Many different questions stay, together with the colours Cézanne used and the way full his unique portrait was. Museum consultants hope to research the portray utilizing superior scanning processes like multispectral imaging, which could reveal the underlying brushwork by assessing textures invisible to the human eye. X-ray fluorescence spectroscopy, in the meantime, may reveal which chemical parts are current and, thus, what coloured pigments had been utilized by the artist.
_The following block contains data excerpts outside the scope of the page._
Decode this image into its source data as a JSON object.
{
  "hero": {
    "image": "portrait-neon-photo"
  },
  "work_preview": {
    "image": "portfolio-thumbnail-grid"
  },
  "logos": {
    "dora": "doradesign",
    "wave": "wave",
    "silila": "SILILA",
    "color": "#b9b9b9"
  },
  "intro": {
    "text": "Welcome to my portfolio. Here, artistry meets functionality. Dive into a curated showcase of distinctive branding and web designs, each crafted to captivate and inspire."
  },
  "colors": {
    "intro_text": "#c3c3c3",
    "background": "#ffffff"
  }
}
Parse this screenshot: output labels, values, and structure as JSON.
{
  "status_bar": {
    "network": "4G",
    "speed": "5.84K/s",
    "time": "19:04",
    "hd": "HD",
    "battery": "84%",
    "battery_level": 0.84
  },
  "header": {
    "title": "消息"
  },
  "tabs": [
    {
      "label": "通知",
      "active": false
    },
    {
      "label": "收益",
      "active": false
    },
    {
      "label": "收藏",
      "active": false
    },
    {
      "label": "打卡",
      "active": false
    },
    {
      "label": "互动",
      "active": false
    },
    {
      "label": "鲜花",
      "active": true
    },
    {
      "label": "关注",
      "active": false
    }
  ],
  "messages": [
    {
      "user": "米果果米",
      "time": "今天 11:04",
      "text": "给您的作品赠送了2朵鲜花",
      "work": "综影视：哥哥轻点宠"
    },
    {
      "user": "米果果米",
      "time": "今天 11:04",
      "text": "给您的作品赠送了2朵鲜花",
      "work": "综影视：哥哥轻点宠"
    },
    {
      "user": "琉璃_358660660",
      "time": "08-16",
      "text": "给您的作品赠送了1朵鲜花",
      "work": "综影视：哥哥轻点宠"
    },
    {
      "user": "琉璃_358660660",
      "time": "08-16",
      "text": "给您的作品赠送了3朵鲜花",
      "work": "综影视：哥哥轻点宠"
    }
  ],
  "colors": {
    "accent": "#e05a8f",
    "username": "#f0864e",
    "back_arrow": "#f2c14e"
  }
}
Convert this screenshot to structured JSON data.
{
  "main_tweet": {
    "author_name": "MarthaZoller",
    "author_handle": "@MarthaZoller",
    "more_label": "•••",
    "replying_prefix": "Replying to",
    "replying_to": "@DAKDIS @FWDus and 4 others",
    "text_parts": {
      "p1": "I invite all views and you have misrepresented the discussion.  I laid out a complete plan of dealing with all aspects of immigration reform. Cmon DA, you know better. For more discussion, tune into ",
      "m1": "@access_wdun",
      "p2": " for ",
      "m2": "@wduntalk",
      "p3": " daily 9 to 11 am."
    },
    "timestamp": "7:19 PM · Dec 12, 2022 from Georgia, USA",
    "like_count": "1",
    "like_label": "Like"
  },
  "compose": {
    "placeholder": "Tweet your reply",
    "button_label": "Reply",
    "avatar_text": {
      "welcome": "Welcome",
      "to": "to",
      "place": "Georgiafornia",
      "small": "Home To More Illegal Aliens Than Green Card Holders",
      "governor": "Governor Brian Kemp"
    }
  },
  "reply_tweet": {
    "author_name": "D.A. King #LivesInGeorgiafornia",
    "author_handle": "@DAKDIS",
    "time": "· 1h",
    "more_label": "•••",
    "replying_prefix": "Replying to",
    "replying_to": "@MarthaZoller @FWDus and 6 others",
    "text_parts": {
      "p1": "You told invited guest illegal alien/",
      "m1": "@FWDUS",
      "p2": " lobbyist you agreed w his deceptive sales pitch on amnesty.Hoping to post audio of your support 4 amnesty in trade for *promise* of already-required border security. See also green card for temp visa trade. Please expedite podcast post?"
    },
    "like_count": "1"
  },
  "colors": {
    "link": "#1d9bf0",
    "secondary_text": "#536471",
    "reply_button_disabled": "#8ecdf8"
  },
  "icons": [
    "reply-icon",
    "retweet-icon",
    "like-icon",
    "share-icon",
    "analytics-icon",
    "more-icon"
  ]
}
“We’re hoping to reach out to colleagues in the conservation and curatorial worlds to see if we can get access to other equipment,” mentioned Urry.
For now, nonetheless, the museum is wanting ahead to placing “Still Life with Bread and Eggs” again on show. Since making the invention in May, Urry has cleaned the portray and thinned the varnish on its floor. It returns to public view, alongside a picture of the X-ray, from Dec. 20.
Further scans and evaluation may entail transporting the paintings to a different establishment, presenting logistical challenges and that means guests to the museum would possibly miss out on an opportunity to see one in all solely two — or arguably, now, three — Cézannes in its assortment. “You can’t just pop it in your car and drive it to Chicago,” Urry mentioned.
“The portrait has been there since he painted it, and it’s been there since (we acquired it in) 1955,” she added, “so there’s no rush.”